Depends.
Focus angle of the light is important to the requirement for the diver and for the environment. The Great Lakes now, from what I hear, are quite clear. So you may be able to get away with a variety of lights. If you have poor visibility, narrowly focused lights penetrate > better for seeing and being seen + signalling.
Wide focused lights in poor viz situations are kind of a mess, reflecting back like in a snowstorm, illuminating everything in the water but not what you want.
A reality of MOST cheap lights is they have low quality drivers. That translates into a light that is bright to START, and rapidly fades with voltage. You generally have to just up to much more costly lights to get around that issue. Functionally, that may not really be much of an issue on a single dive if you have enough battery to support the draw. But, don’t be taken in by highly exaggerated claims for these lights. Try to get some first hand reports of it.
Some may have poor heat sinking. The higher the output, the better that has to be.
Reliable water tightness is critical of course. That trait usually shows itself soon if it’s inadequate.
That's another interesting dive light I never saw before. I thought about getting the warmer tint of the SD02A and then decided on the NW tint instead. For the price, it's easier to get another one if I like it.
you’ve obviously missed the point. It would be easy for me to go buy something expensive at the dive shop, ( i just dumped $7k outfitting my wife and I) but the value is really lacking in most “dive” lights. Come on, $1500-2000 for a canister light??? Most divers have no choice because they’re not flashaholics. I have options to order direct and cut out the middleman…
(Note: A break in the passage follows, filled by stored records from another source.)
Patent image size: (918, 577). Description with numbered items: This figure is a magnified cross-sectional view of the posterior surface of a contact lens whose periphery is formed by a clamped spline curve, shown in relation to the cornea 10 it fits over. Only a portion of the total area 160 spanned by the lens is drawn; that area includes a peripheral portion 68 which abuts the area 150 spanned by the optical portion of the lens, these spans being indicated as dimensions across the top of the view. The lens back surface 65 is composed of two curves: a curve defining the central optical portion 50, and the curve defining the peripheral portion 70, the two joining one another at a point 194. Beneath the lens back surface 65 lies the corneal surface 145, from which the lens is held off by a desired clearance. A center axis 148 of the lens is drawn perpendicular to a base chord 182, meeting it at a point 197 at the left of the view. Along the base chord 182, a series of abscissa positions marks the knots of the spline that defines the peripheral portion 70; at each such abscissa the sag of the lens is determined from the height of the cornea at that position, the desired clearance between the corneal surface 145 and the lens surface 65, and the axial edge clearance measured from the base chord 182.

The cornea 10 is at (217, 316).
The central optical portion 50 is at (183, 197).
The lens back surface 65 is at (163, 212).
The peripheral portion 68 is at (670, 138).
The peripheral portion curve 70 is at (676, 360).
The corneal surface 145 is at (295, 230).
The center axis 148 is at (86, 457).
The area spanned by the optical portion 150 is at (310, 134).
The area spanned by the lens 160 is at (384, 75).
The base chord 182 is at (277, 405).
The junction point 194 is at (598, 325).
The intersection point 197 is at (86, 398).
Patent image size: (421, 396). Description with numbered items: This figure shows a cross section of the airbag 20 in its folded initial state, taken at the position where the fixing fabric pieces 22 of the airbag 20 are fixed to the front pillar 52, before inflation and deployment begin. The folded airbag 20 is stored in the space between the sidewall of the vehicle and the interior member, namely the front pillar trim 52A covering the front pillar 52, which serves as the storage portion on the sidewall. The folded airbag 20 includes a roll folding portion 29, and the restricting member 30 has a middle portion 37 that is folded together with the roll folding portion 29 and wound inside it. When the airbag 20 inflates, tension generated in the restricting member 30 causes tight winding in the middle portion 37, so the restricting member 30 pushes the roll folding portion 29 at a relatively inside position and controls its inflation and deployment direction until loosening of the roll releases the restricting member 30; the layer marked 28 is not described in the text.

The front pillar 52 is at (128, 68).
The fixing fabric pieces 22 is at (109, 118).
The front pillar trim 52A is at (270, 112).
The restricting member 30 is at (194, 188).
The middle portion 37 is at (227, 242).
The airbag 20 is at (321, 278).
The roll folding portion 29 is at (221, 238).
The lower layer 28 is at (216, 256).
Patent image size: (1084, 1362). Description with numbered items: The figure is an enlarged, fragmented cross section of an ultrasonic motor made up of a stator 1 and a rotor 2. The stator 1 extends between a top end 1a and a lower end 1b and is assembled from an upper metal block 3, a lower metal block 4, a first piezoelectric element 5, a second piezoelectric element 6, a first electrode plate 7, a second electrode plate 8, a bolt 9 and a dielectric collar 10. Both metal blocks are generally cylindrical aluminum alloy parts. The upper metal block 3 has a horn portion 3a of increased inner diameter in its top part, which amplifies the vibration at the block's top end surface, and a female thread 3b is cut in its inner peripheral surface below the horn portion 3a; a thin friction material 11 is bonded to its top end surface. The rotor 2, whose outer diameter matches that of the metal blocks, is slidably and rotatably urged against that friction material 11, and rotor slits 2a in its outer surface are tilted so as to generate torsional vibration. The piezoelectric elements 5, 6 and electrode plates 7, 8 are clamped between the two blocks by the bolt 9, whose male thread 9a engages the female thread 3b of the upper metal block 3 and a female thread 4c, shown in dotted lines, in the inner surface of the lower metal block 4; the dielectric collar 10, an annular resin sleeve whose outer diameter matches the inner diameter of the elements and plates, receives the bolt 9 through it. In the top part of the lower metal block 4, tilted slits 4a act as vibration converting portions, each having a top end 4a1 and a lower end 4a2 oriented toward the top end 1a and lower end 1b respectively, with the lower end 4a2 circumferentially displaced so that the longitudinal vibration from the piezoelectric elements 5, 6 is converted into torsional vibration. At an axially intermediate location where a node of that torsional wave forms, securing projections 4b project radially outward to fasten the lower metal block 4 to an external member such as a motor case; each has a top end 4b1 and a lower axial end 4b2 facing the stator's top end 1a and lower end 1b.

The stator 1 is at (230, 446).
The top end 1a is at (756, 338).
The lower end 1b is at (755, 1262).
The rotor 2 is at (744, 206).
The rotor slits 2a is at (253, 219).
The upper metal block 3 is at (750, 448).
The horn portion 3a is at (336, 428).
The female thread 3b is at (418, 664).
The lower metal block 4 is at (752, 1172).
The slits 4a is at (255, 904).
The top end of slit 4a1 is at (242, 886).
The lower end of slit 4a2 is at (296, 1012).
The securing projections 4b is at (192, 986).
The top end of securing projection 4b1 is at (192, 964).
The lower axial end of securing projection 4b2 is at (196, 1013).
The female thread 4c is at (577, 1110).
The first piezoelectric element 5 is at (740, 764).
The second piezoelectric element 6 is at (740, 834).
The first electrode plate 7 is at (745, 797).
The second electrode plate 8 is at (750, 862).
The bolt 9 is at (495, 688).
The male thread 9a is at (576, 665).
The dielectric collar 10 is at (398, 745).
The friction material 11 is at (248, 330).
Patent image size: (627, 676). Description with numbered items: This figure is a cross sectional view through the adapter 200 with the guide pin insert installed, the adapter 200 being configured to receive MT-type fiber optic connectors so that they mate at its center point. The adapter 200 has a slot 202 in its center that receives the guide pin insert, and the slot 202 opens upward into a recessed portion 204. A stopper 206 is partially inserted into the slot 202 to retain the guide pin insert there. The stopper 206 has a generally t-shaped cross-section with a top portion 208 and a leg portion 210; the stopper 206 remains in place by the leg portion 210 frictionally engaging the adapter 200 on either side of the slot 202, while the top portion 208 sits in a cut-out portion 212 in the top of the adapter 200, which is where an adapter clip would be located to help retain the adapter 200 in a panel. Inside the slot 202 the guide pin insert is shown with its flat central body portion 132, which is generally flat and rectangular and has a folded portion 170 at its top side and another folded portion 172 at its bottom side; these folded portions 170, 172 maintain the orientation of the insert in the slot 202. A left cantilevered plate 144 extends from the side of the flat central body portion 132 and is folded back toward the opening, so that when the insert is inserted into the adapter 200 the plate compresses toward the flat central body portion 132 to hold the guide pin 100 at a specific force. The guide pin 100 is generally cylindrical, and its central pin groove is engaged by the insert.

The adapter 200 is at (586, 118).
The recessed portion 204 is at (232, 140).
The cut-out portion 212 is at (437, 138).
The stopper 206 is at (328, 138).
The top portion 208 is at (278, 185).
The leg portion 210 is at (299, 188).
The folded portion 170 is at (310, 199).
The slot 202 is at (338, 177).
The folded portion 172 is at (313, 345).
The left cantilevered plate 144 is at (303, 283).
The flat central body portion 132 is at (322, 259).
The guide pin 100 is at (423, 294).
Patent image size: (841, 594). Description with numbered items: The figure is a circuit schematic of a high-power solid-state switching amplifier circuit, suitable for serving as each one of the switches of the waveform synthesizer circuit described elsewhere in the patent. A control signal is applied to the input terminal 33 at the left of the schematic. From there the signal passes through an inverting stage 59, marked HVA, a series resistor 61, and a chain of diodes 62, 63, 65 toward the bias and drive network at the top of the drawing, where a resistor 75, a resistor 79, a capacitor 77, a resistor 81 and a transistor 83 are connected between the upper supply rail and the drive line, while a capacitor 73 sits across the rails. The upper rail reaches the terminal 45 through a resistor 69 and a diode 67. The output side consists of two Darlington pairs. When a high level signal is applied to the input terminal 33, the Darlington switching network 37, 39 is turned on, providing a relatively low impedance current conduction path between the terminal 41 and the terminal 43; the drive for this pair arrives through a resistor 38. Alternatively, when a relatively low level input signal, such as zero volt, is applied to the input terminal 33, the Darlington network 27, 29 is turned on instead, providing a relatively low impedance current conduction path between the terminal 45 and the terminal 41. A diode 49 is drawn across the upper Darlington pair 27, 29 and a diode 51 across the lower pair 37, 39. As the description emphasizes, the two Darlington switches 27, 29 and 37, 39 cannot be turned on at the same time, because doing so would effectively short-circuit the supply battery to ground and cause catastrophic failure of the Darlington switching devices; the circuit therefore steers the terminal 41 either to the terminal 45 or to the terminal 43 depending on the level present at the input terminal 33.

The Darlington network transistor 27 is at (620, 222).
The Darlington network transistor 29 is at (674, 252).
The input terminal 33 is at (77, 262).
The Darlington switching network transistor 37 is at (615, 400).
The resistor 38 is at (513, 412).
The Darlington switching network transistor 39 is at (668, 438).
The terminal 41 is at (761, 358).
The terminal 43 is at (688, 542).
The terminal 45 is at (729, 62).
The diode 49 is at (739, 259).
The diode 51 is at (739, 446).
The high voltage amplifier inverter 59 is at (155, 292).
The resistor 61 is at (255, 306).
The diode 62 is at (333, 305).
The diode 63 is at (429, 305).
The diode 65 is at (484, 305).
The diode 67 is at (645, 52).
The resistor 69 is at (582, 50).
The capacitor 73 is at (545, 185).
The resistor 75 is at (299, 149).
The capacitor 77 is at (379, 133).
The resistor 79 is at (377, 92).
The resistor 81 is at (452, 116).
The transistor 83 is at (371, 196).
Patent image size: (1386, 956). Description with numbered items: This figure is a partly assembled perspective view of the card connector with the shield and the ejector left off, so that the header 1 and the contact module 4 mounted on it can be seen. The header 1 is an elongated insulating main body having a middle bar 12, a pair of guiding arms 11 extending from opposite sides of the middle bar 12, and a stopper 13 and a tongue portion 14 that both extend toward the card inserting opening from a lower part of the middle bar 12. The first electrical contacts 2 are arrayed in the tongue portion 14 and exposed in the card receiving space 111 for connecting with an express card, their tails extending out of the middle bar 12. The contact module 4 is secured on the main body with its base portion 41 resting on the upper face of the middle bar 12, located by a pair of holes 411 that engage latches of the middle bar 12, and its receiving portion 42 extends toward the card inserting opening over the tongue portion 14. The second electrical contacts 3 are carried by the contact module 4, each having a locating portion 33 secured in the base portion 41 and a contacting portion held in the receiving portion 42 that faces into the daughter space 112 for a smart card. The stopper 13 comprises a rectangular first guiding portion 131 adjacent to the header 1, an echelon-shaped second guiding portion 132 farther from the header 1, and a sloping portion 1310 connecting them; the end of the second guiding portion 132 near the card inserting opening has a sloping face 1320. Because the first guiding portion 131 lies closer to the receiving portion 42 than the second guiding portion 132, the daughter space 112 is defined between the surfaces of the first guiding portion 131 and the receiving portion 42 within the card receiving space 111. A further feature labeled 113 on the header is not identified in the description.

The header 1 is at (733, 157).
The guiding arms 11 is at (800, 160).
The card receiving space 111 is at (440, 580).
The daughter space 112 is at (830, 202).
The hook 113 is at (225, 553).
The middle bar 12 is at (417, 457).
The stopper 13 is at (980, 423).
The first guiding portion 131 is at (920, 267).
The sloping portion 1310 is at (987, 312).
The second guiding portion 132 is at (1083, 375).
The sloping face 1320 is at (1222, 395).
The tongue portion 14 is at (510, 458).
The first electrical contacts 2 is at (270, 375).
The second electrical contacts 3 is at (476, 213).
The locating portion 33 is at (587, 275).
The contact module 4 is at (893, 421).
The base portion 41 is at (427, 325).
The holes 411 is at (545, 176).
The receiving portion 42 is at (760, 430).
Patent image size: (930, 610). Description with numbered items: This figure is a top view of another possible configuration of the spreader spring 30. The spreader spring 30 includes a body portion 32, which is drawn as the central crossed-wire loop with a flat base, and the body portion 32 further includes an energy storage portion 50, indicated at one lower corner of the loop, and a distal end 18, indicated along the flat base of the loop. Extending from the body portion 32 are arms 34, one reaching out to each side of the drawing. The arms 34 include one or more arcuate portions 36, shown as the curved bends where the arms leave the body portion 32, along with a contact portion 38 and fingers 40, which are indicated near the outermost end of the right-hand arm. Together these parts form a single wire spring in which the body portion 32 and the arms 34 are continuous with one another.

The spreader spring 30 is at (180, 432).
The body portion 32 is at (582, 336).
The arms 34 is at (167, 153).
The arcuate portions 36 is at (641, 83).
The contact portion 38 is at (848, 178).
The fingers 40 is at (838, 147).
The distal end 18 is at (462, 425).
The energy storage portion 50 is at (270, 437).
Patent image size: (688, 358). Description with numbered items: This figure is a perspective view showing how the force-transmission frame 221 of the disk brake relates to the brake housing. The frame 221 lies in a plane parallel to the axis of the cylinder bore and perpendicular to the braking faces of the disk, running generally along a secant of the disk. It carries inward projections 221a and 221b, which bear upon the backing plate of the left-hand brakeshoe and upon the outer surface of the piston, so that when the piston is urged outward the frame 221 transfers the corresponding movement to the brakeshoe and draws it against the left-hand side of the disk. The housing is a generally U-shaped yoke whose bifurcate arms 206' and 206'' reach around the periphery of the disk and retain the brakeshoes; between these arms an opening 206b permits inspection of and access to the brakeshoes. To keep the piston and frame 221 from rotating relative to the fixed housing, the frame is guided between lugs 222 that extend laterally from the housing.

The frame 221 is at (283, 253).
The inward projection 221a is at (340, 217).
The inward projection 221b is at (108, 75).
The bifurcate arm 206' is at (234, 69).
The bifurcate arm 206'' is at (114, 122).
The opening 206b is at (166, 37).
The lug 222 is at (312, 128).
The Boruit looks like the same light I mention in my first post as the U’King. It’s pretty much the same design as the DV-S9. Possibly a decent light. Mine worked fine, but I haven’t tested it extensively.
I know the DGX 600 (Dive Gear Express) that I linked to is a ‘cheap Chinese light’ with DGX logo on it. I forget the original brand name but it was pretty common for awhile. I’d strongly suspect the same for the bx2. The issue is sorting out the decent stuff from the crap. I’ve got a good number of cheap dive lights that are only suitable for walking in the rain. For serious diving, I take good lights.
Having said that I took a couple of those really cheap fluorescent yellow/green twist-on type for my trip to the Philippines. They are extremely small and light (serious weight issues with camera gear), and some of them put out a decent light. But, I did some serious touch-up work on the O-ring channel (crappy workmanship), and changed to better O-rings. Even with that one of them ‘seeped’ a couple drops and they were a pain to turn on and off.
Some measure of consistency, reliability, and possible warranty support is what you get from a real dive shop. They’ve done the vetting for you. It’s pretty much that vs. lower price + unknown quality.
I ordered the SD02 and have a tube of Sil-Glyde ready. The side button on the SD02 I'm not sure how to make water proof other than hope Sofirn did a decent job with it.
Hmm. Thorfire S1 and Sofirn SD01, I suppose shouldn’t be too much surprised as I notice many Thorfire flashlights have look-alike (or exactly the same) models as the Sofirn ones, since it’s said that Sofirn is the OEM manufacturer for Thorfire…
The Sofirn SD02/SD02A looks like a push-button switch, probably not magnetic, I was wondering if it will really be waterproof too…
Yes. Corrected. Thanks for jogging my memory about Brynte light being DGX. You can get the Brynte for half or less.
Note - Have a friend with a Dive Rite canister light ($$:money_mouth_face: that was getting a short run time. I checked it out for him. Nice light. Battery was seriously unbalanced with 1 bad cell. I’ve seen a few PCB protection go bad and not do their job which screws up the whole pack. They wanted a small fortune for a simple 5S 18650 flat pack containing Tenergy cells. Bought a Tenergy pack for 1/3 the price, swapped connectors, and it’s doing fine 2 years later. I’ve found some of the high end canisters have great lights, and skimp on the cells and charger.
I can’t comment on the other two, just the DV-S9. It’s sealed hella well with triple O-rings in the tailcap, everything else is Just One Big Tube (ie, no head+tube), and the only other possible point of ingress is at the front lens and bezel. Looks to be well-sealed as I haven’t yet gotten the bezel to loosen, but probably only a single O-ring between bezel and lens might be a weakness under pressure.
If I were doing some serious diving, I’d a) check the thickness of the glass vs water pressure to make sure I don’t go down too deep, and b) if taking it apart, use RTV or something to really seal the lens against the bezel, and then only worry about the bezel-to-body interface. (And let it outgas quite a while so it doesn’t fog the lens/reflector.)
I use YEZL lube-goo on my lights’ threads, as it feels stiff and waxy at first, but smears pretty well, like thick Vaseline™. Over several threads’ worth, it should provide a good seal.